May 21 - Devon Energy said on Thursday it has secured 16,300 net undeveloped acres in the heart of the Delaware Basin in New Mexico through a federal lease transaction valued at about $2.6 billion. The acquisition follows the closing of Devon's approximately $58 billion merger with Coterra Energy several weeks earlier and further concentrates the company's position in the broader Permian Basin, which spans West Texas and New Mexico.
Devon reported that the leasehold adds roughly 400 net drilling locations when normalized to two-mile laterals. By that metric, the company has effectively paid about $6.5 million per net drilling location, a figure several analysts characterized as high.
Shares of Devon were down 1.6% in afternoon trading as market participants and some analysts questioned whether the company overpaid for the federal lease. "While we understand the need to continue bolstering inventory... we believe investors will be surprised by the sticker price," said Matt Portillo of TPH & Co in a research note. Scott Hanold of RBC Capital Markets described the price as "eye watering compared to historical M&A in the Permian." Both comments reflect concerns about valuation on a per-location basis.
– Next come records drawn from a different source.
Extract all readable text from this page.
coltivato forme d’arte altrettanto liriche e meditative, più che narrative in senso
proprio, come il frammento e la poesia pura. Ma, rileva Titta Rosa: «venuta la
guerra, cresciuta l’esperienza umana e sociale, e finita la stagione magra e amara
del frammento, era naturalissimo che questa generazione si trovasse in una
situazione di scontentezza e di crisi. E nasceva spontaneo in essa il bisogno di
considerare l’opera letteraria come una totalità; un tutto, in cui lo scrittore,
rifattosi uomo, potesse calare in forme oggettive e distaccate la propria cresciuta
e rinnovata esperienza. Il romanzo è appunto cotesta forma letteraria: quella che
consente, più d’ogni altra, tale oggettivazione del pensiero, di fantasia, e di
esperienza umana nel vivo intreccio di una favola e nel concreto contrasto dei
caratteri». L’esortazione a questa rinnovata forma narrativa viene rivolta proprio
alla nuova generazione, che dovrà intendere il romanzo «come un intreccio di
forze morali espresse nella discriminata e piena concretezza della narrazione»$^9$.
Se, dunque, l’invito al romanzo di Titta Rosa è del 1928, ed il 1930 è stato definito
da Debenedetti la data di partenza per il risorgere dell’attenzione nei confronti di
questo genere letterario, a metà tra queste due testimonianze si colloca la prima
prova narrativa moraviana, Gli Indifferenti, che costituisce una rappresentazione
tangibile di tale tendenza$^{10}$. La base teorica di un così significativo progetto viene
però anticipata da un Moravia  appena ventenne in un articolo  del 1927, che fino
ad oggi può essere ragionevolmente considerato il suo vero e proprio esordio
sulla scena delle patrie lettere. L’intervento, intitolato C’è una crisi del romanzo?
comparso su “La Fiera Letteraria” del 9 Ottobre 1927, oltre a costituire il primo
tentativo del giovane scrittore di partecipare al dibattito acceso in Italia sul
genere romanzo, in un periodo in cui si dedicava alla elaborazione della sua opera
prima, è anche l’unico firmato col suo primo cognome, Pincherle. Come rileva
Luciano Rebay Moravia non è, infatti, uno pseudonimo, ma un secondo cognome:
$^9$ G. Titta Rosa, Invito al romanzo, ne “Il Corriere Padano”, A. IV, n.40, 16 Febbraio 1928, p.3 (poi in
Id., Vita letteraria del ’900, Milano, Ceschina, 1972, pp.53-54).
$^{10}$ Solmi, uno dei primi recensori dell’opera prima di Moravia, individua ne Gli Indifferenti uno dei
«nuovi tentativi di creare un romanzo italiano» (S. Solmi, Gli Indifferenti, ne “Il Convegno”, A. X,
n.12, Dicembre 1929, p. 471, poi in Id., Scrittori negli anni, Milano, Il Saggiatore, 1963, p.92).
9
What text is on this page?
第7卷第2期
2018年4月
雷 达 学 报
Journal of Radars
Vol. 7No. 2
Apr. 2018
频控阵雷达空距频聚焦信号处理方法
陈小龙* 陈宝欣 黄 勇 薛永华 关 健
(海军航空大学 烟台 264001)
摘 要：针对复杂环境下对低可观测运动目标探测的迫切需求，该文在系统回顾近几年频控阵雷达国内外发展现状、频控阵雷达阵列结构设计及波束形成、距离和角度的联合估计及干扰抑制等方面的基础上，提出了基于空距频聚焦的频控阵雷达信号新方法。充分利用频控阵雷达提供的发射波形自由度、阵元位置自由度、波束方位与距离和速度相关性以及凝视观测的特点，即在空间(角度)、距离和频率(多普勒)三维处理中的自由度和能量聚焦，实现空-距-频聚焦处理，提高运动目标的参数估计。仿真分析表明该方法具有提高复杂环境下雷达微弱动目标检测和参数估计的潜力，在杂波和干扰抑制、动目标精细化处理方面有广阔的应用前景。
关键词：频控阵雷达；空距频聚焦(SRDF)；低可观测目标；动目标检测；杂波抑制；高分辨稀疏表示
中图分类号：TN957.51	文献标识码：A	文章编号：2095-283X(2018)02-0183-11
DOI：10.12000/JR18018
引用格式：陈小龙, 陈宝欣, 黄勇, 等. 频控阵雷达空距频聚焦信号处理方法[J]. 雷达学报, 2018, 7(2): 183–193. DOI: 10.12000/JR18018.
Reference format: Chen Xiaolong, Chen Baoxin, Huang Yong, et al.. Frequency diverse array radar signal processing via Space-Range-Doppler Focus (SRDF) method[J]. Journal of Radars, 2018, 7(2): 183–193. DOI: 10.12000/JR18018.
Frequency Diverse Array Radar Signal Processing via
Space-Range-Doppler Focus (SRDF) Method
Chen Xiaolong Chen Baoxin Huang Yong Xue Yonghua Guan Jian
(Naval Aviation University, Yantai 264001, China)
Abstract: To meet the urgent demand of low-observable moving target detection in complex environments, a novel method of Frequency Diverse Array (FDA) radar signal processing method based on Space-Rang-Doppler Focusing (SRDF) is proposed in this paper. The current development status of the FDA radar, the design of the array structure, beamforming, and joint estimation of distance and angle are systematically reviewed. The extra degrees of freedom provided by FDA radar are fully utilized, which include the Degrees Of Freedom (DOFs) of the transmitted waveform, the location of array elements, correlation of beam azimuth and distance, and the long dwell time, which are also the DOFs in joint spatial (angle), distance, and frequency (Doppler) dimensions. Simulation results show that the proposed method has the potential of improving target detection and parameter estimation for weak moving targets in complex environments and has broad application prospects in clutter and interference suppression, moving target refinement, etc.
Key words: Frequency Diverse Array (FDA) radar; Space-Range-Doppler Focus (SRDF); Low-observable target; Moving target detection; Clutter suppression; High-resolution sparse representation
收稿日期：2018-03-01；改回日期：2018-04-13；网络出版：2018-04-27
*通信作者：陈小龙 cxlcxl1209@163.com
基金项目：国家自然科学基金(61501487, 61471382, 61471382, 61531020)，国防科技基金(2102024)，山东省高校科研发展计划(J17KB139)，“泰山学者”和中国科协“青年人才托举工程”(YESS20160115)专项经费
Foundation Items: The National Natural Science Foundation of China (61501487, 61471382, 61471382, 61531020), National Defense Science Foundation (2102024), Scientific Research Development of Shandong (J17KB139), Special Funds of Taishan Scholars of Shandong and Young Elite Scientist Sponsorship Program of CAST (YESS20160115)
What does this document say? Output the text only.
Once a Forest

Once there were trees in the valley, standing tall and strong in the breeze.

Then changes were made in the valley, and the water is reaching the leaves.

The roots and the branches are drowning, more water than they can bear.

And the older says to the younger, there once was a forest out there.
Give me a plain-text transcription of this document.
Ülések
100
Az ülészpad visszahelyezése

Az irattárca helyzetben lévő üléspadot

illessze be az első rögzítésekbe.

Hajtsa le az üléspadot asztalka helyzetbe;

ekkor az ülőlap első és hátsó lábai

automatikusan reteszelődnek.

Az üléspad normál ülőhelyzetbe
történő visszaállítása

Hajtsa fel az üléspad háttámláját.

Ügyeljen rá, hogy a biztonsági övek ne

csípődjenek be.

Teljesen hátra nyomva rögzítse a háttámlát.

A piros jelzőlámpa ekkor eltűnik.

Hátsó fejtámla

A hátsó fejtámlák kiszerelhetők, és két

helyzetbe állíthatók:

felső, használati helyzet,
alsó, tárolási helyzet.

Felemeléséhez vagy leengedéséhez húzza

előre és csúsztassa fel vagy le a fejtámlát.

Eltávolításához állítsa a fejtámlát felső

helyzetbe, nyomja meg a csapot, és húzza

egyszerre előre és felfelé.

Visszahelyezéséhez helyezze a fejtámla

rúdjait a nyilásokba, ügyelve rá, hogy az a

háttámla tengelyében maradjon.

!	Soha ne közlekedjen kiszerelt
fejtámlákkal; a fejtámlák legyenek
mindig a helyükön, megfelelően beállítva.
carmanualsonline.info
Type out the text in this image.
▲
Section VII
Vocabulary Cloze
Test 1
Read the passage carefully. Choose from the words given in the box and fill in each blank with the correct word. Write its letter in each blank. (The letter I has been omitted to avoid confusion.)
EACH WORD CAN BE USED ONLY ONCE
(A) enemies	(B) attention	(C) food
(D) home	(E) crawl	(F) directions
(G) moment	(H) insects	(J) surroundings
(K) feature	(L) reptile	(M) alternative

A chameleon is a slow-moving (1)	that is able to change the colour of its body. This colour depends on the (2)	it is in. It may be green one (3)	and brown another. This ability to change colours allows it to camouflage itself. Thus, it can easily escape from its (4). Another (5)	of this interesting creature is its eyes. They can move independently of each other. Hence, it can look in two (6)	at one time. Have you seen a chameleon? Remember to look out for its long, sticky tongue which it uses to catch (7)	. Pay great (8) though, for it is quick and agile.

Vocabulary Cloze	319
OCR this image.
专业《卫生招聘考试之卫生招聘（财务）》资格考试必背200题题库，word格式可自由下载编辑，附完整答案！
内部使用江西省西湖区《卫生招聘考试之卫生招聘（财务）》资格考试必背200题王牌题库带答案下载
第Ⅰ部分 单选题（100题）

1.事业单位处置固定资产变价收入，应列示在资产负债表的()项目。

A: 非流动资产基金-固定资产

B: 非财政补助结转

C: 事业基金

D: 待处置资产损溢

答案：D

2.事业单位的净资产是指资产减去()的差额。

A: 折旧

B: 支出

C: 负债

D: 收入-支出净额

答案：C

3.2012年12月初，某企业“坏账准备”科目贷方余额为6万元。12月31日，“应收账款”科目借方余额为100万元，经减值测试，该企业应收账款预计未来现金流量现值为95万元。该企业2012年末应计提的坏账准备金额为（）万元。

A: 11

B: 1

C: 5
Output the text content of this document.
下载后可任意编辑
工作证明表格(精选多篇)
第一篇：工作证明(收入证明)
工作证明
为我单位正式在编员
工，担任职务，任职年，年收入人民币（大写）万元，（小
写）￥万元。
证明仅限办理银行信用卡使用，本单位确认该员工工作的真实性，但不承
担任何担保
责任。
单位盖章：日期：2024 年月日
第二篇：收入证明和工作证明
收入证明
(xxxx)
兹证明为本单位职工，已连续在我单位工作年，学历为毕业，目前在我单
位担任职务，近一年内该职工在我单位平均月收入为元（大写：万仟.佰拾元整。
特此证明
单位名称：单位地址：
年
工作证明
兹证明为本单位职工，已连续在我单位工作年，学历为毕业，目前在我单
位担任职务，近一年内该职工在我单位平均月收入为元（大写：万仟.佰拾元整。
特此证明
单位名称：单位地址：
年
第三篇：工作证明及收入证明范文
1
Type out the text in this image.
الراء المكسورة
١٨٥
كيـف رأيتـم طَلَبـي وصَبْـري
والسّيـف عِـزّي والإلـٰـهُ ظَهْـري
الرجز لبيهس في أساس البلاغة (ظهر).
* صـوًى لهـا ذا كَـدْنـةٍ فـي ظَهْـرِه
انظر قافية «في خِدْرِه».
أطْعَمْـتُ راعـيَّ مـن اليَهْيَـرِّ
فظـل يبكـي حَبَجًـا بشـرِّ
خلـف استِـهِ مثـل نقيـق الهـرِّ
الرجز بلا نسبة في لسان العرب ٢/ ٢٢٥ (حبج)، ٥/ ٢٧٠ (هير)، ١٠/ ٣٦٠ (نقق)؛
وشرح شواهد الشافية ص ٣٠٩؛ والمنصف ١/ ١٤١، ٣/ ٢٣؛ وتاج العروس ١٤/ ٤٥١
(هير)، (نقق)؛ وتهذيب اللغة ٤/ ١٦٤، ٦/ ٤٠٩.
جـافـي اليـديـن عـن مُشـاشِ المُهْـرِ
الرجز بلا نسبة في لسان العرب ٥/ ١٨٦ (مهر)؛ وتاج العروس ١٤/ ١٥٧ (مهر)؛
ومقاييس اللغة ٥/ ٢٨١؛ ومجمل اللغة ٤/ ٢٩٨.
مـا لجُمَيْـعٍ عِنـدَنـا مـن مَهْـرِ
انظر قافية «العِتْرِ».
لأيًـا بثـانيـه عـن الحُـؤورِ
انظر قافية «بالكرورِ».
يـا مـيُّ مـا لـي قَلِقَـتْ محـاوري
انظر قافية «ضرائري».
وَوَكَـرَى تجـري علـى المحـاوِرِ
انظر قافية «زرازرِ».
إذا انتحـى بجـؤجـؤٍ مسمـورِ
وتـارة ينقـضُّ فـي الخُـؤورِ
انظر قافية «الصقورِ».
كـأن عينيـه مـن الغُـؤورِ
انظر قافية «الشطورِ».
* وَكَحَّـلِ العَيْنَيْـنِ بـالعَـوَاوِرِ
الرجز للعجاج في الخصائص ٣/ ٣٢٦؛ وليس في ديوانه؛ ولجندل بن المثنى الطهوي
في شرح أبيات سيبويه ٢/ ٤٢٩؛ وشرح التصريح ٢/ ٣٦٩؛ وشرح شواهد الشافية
Devon said the acquired acreage sits adjacent to its existing operations, enabling the company to leverage established infrastructure and to drill longer laterals. The leases are concentrated mainly in three sections of the basin that have no current development, and one of those sections is located near what Hanold called Devon's best-performing asset.
The U.S. Bureau of Land Management leases carry an 87.5% net revenue interest and have 10-year terms across all depths. Devon said those lease terms provide more favorable economic arrangements and lower royalty burdens than typical state or private leases in the region.
Devon indicated it will fund the $2.6 billion acquisition using cash on hand. The company reported total cash of $1.8 billion at the end of the first quarter. The company did not provide additional financing details in the disclosure accompanying the announcement.
The announcement also included a reference to valuation tools available to investors interested in Devon's stock, noting a Fair Value calculator that applies multiple industry valuation models to assess DVN and other equities.
Key takeaways
- Devon purchased 16,300 net undeveloped acres in the Delaware Basin for about $2.6 billion.
- The lease adds about 400 net drilling locations normalized to two-mile laterals, implying roughly $6.5 million per net drilling location.
- Analysts raised concerns about the per-location price, and Devon's shares fell 1.6% in afternoon trading.
Context on operations and terms
- The acreage borders Devon's existing operations, which the company said will allow it to use current infrastructure and drill longer laterals.
- The federal leases carry an 87.5% net revenue interest and 10-year terms across all depths, which Devon describes as offering lower royalty burdens versus typical state or private leases in the region.
- Devon intends to pay for the acquisition with cash on hand; the company reported $1.8 billion in cash at quarter end.
Analyst views and market reaction
- Some analysts described the acquisition price per drilling location as surprisingly high compared with past M&A activity in the Permian, signaling investor concern over valuation.
- Devon's shares experienced a modest decline following the announcement, reflecting market sensitivity to the purchase price and its implications for inventory economics.
Additional notes
- The leases are mainly in three undeveloped sections of the basin, with one section adjacent to a top-performing Devon asset, according to analysts cited in commentary on the deal.